Known limits / pathologies (honest list)

  1. A single hot partition key with a large runnable backlog. While that key is executing, the picker's NOT EXISTS excludes each of its runnable siblings — one cheap index probe each — but if those siblings dominate the top of the queue by priority, the scan walks past many of them per pick. The window LIMIT bounds the output, not how far it skips. Mitigation (future): picker sharding by hashtext(key) so one key maps to one scheduler, or a per-key "next eligible" side structure. A single key monopolizing a queue is itself a modeling smell.
  2. Partitioned steps pin a connection. partition_key serialization holds a session advisory lock on a checked-out connection for the whole step (user code included), so in-flight partitioned steps consume pool connections 1:1. Size the pool for peak partitioned concurrency.
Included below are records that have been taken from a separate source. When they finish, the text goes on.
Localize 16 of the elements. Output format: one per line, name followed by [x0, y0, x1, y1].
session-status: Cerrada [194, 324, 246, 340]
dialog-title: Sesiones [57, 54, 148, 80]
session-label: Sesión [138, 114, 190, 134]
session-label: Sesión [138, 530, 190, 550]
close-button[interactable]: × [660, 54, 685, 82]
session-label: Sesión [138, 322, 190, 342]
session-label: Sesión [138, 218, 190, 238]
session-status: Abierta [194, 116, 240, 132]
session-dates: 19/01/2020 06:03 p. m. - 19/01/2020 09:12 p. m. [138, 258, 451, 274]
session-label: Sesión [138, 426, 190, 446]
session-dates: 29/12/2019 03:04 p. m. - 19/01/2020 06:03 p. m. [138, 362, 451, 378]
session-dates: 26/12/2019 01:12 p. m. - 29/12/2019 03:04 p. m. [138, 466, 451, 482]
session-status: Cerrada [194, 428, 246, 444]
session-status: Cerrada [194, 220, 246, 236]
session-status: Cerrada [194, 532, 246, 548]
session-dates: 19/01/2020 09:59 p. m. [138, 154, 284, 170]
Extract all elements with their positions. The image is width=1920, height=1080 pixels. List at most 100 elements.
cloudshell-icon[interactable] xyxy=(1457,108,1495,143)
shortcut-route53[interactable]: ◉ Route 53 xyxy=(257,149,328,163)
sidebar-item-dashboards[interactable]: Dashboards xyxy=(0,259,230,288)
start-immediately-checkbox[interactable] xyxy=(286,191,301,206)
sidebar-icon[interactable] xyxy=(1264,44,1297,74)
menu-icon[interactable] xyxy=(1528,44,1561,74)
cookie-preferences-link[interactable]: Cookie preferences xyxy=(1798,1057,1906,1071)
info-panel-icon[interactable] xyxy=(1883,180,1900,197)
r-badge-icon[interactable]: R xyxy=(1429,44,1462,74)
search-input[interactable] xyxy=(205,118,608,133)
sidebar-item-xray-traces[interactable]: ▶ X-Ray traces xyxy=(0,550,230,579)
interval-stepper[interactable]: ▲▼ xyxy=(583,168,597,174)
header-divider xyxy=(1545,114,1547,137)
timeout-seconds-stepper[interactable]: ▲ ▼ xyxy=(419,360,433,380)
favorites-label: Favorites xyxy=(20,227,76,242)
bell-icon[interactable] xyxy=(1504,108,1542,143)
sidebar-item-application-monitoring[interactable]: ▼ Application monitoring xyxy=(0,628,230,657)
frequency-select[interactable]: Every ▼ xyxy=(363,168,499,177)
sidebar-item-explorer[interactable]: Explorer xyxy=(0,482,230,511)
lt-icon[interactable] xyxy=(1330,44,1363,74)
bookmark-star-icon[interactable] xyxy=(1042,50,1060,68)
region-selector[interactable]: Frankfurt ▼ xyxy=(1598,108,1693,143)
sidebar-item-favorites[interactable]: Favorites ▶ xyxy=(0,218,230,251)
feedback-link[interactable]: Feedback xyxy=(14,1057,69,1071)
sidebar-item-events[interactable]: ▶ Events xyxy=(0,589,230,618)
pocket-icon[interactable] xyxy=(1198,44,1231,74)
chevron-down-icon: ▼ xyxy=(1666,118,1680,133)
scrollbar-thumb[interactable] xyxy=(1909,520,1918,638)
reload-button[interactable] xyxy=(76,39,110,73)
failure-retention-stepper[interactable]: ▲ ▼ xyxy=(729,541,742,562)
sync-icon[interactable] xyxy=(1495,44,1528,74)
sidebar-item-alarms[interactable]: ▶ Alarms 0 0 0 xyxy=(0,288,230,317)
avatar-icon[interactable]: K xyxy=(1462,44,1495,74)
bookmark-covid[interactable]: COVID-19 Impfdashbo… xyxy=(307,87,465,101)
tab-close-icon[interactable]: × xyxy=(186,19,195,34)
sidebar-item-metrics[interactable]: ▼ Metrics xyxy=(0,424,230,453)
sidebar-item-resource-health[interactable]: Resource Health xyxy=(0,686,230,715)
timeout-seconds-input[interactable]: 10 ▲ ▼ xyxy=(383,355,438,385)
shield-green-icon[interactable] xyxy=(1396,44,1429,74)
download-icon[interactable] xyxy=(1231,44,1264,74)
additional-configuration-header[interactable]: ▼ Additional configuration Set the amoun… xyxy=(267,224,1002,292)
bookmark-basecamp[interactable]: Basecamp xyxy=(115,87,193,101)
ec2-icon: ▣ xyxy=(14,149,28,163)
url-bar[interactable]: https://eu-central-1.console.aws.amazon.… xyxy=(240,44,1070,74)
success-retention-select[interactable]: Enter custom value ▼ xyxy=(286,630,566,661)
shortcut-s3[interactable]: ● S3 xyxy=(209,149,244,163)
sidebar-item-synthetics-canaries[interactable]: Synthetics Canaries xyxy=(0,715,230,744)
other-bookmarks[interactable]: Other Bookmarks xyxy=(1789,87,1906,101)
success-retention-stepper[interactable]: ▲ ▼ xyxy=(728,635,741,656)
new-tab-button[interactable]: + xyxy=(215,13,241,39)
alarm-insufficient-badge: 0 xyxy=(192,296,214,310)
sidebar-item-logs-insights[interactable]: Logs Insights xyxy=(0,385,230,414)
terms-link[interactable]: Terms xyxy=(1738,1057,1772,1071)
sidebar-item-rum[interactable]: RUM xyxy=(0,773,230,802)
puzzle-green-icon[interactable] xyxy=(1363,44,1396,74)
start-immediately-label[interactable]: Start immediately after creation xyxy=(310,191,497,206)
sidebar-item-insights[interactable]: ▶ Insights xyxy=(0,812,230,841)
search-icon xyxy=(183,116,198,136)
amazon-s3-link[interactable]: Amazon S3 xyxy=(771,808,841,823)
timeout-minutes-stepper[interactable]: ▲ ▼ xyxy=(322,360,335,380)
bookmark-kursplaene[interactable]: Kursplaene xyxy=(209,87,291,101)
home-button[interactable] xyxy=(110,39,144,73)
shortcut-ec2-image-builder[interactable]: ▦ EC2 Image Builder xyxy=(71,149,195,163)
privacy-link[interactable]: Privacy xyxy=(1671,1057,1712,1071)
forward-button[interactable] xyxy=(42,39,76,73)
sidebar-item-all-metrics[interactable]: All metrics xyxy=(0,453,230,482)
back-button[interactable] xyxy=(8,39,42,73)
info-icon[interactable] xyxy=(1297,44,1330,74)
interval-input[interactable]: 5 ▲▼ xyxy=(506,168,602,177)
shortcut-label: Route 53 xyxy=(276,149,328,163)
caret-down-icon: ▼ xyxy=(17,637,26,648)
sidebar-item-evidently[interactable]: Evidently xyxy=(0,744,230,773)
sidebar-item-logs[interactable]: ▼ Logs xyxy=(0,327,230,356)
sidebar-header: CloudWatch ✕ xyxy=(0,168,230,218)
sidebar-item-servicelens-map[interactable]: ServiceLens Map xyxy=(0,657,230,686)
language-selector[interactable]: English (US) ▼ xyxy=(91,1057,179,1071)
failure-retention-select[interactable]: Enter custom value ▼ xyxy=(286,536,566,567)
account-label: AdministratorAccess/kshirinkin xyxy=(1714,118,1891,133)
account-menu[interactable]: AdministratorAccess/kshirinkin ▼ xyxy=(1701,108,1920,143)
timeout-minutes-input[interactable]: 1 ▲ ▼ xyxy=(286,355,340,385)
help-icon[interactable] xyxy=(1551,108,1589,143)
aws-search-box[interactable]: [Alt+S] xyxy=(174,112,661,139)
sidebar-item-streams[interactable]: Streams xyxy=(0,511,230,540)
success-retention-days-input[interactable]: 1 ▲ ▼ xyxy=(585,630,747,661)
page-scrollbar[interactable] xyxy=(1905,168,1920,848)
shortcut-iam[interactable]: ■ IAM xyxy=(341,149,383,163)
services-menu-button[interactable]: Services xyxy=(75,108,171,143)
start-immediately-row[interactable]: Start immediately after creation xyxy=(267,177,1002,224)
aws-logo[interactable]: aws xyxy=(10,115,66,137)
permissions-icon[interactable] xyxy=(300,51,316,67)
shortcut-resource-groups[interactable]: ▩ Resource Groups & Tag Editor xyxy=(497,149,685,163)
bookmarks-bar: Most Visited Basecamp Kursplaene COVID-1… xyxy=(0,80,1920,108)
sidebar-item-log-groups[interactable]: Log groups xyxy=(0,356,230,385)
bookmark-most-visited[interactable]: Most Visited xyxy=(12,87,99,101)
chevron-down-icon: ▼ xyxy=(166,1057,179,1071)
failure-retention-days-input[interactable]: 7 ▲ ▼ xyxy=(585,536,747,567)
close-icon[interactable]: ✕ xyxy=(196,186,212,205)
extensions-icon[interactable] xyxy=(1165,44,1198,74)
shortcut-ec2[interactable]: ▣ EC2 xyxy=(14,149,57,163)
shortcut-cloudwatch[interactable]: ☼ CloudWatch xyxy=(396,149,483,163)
Non-partitioned steps grab/release per statement.
  3. load_signals + load_childs run on every step, even for FSMs that never await or spawn. Two wasted round-trips for the common machine; gate them behind use GenDurable.FSM, awaits: true, childs: true. The last remaining F4 step.
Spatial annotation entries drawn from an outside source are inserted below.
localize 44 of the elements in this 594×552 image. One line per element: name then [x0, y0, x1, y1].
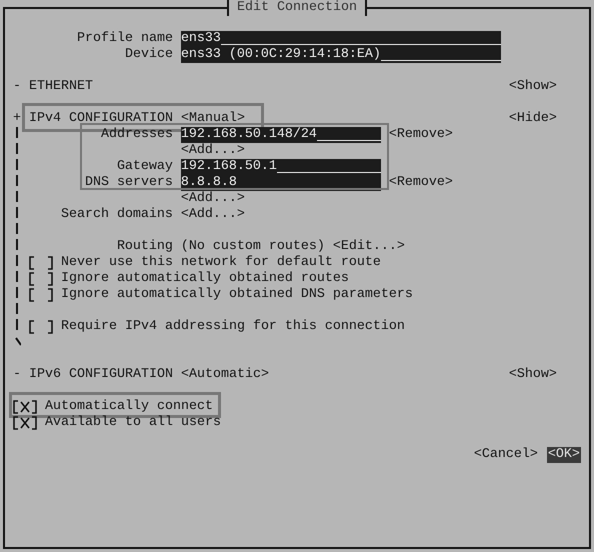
toggle-link[interactable]: <Show>: [508, 367, 557, 383]
section-title: IPv4 CONFIGURATION: [29, 111, 174, 126]
checkbox-label: Ignore automatically obtained routes: [60, 271, 349, 287]
add-link[interactable]: <Add...>: [180, 207, 245, 223]
section-marker: -: [13, 367, 21, 383]
add-link[interactable]: <Add...>: [180, 191, 245, 207]
input-field[interactable]: ens33: [180, 31, 501, 47]
checkbox[interactable]: [13, 416, 37, 430]
section-marker: -: [13, 79, 21, 95]
field-label: DNS servers: [84, 175, 173, 191]
input-field[interactable]: ens33 (00:0C:29:14:18:EA): [180, 47, 501, 63]
checkbox[interactable]: [28, 320, 53, 334]
mode-link[interactable]: <Automatic>: [180, 367, 269, 383]
routing-value: (No custom routes): [180, 239, 325, 255]
checkbox[interactable]: [28, 272, 53, 286]
mode-link[interactable]: <Manual>: [180, 111, 245, 126]
input-field[interactable]: 192.168.50.1: [180, 159, 381, 175]
add-link[interactable]: <Add...>: [180, 143, 245, 159]
checkbox-label: Require IPv4 addressing for this connection: [60, 319, 405, 335]
checkbox[interactable]: [13, 400, 37, 414]
field-label: Device: [124, 47, 173, 63]
field-label: Addresses: [100, 127, 173, 143]
checkbox-label: Ignore automatically obtained DNS parameters: [60, 287, 413, 303]
dialog-button[interactable]: <OK>: [546, 447, 581, 463]
field-label: Profile name: [76, 31, 173, 47]
checkbox-label: Automatically connect: [45, 399, 213, 415]
toggle-link[interactable]: <Show>: [508, 79, 557, 95]
checkbox[interactable]: [28, 256, 53, 270]
remove-link[interactable]: <Remove>: [388, 127, 453, 143]
toggle-link[interactable]: <Hide>: [508, 111, 557, 127]
field-label: Routing: [116, 239, 173, 255]
section-title: ETHERNET: [29, 79, 93, 95]
checkbox-label: Never use this network for default route: [60, 255, 381, 271]
input-field[interactable]: 192.168.50.148/24: [180, 127, 381, 143]
edit-link[interactable]: <Edit...>: [332, 239, 405, 255]
window-title: Edit Connection: [227, 0, 367, 16]
field-label: Gateway: [116, 159, 173, 175]
checkbox-label: Available to all users: [45, 415, 221, 431]
dialog-button[interactable]: <Cancel>: [472, 447, 539, 463]
field-label: Search domains: [60, 207, 173, 223]
checkbox[interactable]: [28, 288, 53, 302]
section-title: IPv6 CONFIGURATION: [29, 367, 174, 383]
section-marker: +: [13, 111, 21, 127]
remove-link[interactable]: <Remove>: [388, 175, 453, 191]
7. Optimization backlog — ordered by payoff

  1. Collapse the outcome transaction into one CTE statement — done (F4): a 4–5-stmt BEGIN … COMMIT became one data-modifying CTE, ~4 round-trips → 1, the biggest single win on the hot path. Asserted single-statement in test/perf_test.exs.
  2. Gate load_signals / load_childs on FSM capability flags — ~2 round-trips → 0 for plain machines. Takes a plain :next step from ~3 round-trips to ~1.
  3. Picker sharding by key hash — removes the hot-key skip cost (limit #1).
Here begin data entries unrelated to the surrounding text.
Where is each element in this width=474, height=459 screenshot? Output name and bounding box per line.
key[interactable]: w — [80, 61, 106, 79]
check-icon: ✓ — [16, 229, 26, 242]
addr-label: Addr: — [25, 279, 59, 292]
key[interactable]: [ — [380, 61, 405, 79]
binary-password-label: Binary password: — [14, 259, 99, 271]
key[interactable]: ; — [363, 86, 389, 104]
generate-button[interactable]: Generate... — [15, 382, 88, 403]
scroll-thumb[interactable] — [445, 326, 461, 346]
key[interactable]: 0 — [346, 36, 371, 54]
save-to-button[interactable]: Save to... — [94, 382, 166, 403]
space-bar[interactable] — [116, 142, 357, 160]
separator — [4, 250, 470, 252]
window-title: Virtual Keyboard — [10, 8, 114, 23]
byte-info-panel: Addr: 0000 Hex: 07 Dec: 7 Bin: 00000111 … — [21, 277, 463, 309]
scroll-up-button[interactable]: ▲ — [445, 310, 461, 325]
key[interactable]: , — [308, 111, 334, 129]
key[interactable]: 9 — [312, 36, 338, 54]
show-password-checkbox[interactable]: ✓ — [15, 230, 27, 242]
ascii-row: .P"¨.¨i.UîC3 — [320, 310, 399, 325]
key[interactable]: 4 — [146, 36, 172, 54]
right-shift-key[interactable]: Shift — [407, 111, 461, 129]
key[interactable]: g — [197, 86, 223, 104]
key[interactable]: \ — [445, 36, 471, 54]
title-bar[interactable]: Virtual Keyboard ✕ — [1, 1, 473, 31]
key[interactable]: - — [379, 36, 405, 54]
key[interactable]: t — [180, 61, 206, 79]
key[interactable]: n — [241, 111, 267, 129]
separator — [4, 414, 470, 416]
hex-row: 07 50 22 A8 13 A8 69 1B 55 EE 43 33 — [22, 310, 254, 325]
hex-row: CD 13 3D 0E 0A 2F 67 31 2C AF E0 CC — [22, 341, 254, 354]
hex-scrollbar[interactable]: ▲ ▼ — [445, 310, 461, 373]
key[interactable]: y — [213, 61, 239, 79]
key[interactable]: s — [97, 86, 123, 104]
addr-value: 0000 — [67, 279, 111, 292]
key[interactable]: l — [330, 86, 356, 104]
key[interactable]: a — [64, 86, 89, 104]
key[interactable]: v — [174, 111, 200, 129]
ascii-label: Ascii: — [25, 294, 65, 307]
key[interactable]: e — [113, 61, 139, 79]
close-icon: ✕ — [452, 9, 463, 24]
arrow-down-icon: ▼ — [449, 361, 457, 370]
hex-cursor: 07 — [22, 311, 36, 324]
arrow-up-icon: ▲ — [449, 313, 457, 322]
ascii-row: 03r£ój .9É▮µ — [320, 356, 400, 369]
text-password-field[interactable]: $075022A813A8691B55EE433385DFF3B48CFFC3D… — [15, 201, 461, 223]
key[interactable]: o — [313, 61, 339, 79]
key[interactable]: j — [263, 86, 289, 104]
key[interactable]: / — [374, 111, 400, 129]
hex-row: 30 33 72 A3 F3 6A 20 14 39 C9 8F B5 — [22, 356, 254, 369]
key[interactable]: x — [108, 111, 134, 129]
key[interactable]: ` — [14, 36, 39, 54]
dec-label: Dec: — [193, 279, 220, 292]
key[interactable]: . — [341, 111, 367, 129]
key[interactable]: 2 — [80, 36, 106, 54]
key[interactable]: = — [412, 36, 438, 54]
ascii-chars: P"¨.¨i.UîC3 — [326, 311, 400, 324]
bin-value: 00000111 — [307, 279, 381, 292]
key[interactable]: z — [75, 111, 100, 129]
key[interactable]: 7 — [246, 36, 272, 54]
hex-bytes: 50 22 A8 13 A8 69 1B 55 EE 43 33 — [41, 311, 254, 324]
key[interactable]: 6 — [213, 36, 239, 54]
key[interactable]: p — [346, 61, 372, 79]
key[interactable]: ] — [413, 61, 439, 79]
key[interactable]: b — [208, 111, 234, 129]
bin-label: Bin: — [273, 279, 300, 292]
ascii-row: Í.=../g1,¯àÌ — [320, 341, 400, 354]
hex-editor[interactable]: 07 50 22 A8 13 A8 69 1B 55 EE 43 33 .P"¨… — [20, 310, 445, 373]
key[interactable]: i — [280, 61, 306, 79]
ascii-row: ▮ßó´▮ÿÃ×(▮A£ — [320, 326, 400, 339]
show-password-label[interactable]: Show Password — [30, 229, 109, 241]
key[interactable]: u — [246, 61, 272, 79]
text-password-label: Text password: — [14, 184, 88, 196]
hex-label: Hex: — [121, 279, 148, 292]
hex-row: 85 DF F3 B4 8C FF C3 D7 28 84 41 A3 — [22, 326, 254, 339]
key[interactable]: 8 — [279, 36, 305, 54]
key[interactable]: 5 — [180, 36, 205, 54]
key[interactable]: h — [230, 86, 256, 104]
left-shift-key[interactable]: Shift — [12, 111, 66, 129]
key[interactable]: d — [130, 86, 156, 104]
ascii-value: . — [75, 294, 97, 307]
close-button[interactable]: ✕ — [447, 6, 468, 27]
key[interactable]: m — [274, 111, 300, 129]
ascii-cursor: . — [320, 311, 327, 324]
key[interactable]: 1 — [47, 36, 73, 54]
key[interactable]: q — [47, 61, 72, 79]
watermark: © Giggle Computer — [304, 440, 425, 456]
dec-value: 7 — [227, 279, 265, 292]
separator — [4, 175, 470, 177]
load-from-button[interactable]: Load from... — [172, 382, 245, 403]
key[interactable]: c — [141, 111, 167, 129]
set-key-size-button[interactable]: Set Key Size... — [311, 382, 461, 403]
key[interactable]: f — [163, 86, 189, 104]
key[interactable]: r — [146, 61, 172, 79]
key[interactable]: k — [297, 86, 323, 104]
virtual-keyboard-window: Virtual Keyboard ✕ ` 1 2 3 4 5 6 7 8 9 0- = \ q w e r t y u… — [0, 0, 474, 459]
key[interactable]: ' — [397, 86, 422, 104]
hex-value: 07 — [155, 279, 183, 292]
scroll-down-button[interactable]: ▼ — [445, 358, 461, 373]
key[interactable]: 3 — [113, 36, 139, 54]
Together (1)+(2) take a plain :next step from ~6 round-trips to ~1–2.


8. Reproducing these numbers

The dataset and every EXPLAIN above were produced in the devcontainer Postgres. To regenerate: bring up the stack (make up), then in docker compose … exec db psql -U postgres, create a scratch database, apply the v1 DDL from lib/gen_durable/migration.ex verbatim, seed with generate_series (700k terminal / 200k runnable non-partitioned / 80k distinct-key / 15k hot-key / 5k executing / 50k signals), ANALYZE, and run EXPLAIN (ANALYZE, BUFFERS) on each statement from lib/gen_durable/queries.ex. Wrap mutating statements in BEGIN; … ; ROLLBACK; so the plan executes without changing the dataset. Run each twice and read the second (warm).